Is Fluoxetine safe for heart patients?

Fluoxetine are considered lower risk antidepressants with minimal effects on the cardiovascular system.

When is Fluoxetine contraindicated?

Fluoxetine is contraindicated in those patients with Fluoxetine hypersensitivity or hypersensitivity to any of the formulation components. Avoid abrupt discontinuation of any SSRI if possible.

Does Fluoxetine make me sleep?

Fluoxetine taken for depression or anxiety, can make you feel sleepy.

Can Fluoxetine cause weight gain?

Fluoxetine make gaining weight more likely.

Does Fluoxetine cause hair loss?

Fluoxetine can cause hair loss in a very small minority of patients.

Do Fluoxetine damage my brain?

Fluoxetine seem to cause permanent brain damage.

Can Fluoxetine affect my fertility?

No, there isn't any data to suggest that anti-depressants affect female fertility.

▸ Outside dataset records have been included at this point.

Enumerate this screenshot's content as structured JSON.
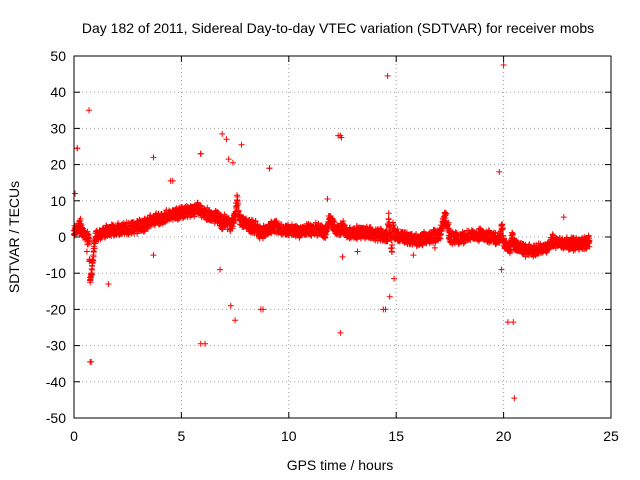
{
  "chart_data": {
    "type": "scatter",
    "title": "Day 182 of 2011, Sidereal Day-to-day VTEC variation (SDTVAR) for receiver mobs",
    "xlabel": "GPS time / hours",
    "ylabel": "SDTVAR / TECUs",
    "xlim": [
      0,
      25
    ],
    "ylim": [
      -50,
      50
    ],
    "xticks": [
      "0",
      "5",
      "10",
      "15",
      "20",
      "25"
    ],
    "yticks": [
      "50",
      "40",
      "30",
      "20",
      "10",
      "0",
      "-10",
      "-20",
      "-30",
      "-40",
      "-50"
    ],
    "xtick_values": [
      0,
      5,
      10,
      15,
      20,
      25
    ],
    "ytick_values": [
      50,
      40,
      30,
      20,
      10,
      0,
      -10,
      -20,
      -30,
      -40,
      -50
    ],
    "grid": true,
    "marker": "+",
    "color": "#ff0000",
    "series": [
      {
        "name": "SDTVAR",
        "x": [
          0.1,
          0.25,
          0.45,
          0.7,
          0.85,
          0.75,
          0.8,
          0.9,
          1.0,
          1.2,
          1.5,
          1.8,
          2.1,
          2.4,
          2.7,
          3.0,
          3.3,
          3.5,
          3.7,
          3.8,
          4.0,
          4.2,
          4.5,
          4.8,
          5.1,
          5.4,
          5.7,
          5.8,
          6.0,
          6.3,
          6.6,
          6.8,
          6.9,
          7.0,
          7.1,
          7.3,
          7.4,
          7.5,
          7.6,
          7.7,
          7.9,
          8.2,
          8.5,
          8.7,
          9.0,
          9.3,
          9.6,
          10.0,
          10.5,
          11.0,
          11.5,
          11.7,
          11.9,
          12.2,
          12.4,
          12.5,
          12.7,
          13.0,
          13.5,
          14.0,
          14.3,
          14.6,
          14.65,
          14.8,
          14.85,
          14.9,
          15.2,
          15.6,
          16.0,
          16.5,
          17.0,
          17.3,
          17.5,
          18.0,
          18.5,
          19.0,
          19.5,
          19.8,
          19.9,
          20.0,
          20.05,
          20.3,
          20.4,
          20.45,
          20.8,
          21.0,
          21.5,
          22.0,
          22.3,
          22.6,
          23.0,
          23.5,
          23.9,
          0.05,
          0.15,
          0.3,
          0.6,
          0.8,
          4.6,
          5.9,
          6.1,
          7.8,
          8.8,
          9.1,
          11.8,
          12.3,
          13.2,
          14.4,
          15.8,
          16.8,
          17.8,
          18.8,
          20.2,
          21.2,
          22.8,
          23.2
        ],
        "y": [
          2,
          3,
          1,
          -1,
          -8,
          -12,
          -10,
          -5,
          0,
          1,
          1.5,
          2,
          2,
          2.5,
          2.5,
          3,
          3.5,
          4,
          4.5,
          5,
          5,
          5.5,
          6,
          6.5,
          7,
          7,
          7.5,
          8,
          7,
          6,
          5.5,
          5,
          3,
          4.5,
          4,
          3.5,
          4,
          6,
          10,
          5,
          4,
          3,
          2.5,
          1,
          2,
          3,
          2,
          2,
          1.5,
          2,
          2,
          1,
          5,
          2,
          1.5,
          3,
          1,
          1,
          1.5,
          1,
          0.5,
          0,
          5,
          -3,
          4,
          1,
          0,
          -0.5,
          -1,
          0,
          0.5,
          6,
          0,
          -0.5,
          0.5,
          0.5,
          0,
          -1,
          3,
          -1,
          -2,
          -3,
          0,
          -2,
          -3,
          -4,
          -3.5,
          -3,
          -1,
          -2,
          -2,
          -2,
          -1.5,
          12,
          24.5,
          5,
          -4,
          -34.5,
          15.5,
          23,
          -29.5,
          25.5,
          -20,
          19,
          10.5,
          28,
          -4,
          -20,
          -5,
          -3,
          -1,
          -0.5,
          -23.5,
          -2,
          5.5,
          -0.5
        ],
        "outliers": [
          {
            "x": 14.6,
            "y": 44.5
          },
          {
            "x": 20.0,
            "y": 47.5
          },
          {
            "x": 0.7,
            "y": 35
          },
          {
            "x": 0.15,
            "y": 24.5
          },
          {
            "x": 6.9,
            "y": 28.5
          },
          {
            "x": 7.1,
            "y": 27
          },
          {
            "x": 12.4,
            "y": 28
          },
          {
            "x": 12.45,
            "y": 27.5
          },
          {
            "x": 3.7,
            "y": 22
          },
          {
            "x": 5.9,
            "y": 23
          },
          {
            "x": 7.2,
            "y": 21.5
          },
          {
            "x": 7.4,
            "y": 20.5
          },
          {
            "x": 9.1,
            "y": 19
          },
          {
            "x": 19.8,
            "y": 18
          },
          {
            "x": 4.5,
            "y": 15.5
          },
          {
            "x": 0.75,
            "y": -34.5
          },
          {
            "x": 5.9,
            "y": -29.5
          },
          {
            "x": 12.4,
            "y": -26.5
          },
          {
            "x": 20.5,
            "y": -44.5
          },
          {
            "x": 20.45,
            "y": -23.5
          },
          {
            "x": 7.5,
            "y": -23
          },
          {
            "x": 7.3,
            "y": -19
          },
          {
            "x": 8.7,
            "y": -20
          },
          {
            "x": 14.5,
            "y": -20
          },
          {
            "x": 14.7,
            "y": -16.5
          },
          {
            "x": 14.9,
            "y": -11.5
          },
          {
            "x": 1.6,
            "y": -13
          },
          {
            "x": 6.8,
            "y": -9
          },
          {
            "x": 19.9,
            "y": -9
          },
          {
            "x": 3.7,
            "y": -5
          },
          {
            "x": 12.5,
            "y": -5.5
          }
        ]
      }
    ]
  }
}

Can Fluoxetine affect my heart?

Fluoxetine induced a statistically significant 6% decrease in heart rate, a 2% increase in supine systolic pressure, and a 7% increase in ejection fraction.

Is Fluoxetine bad for my liver?

Fluoxetine therapy can be associated with transient asymptomatic elevations in serum aminotransferase levels and has been linked to rare instances of clinically apparent acute liver injury.

*** Taking medicines without doctor's advice can cause long-term problems.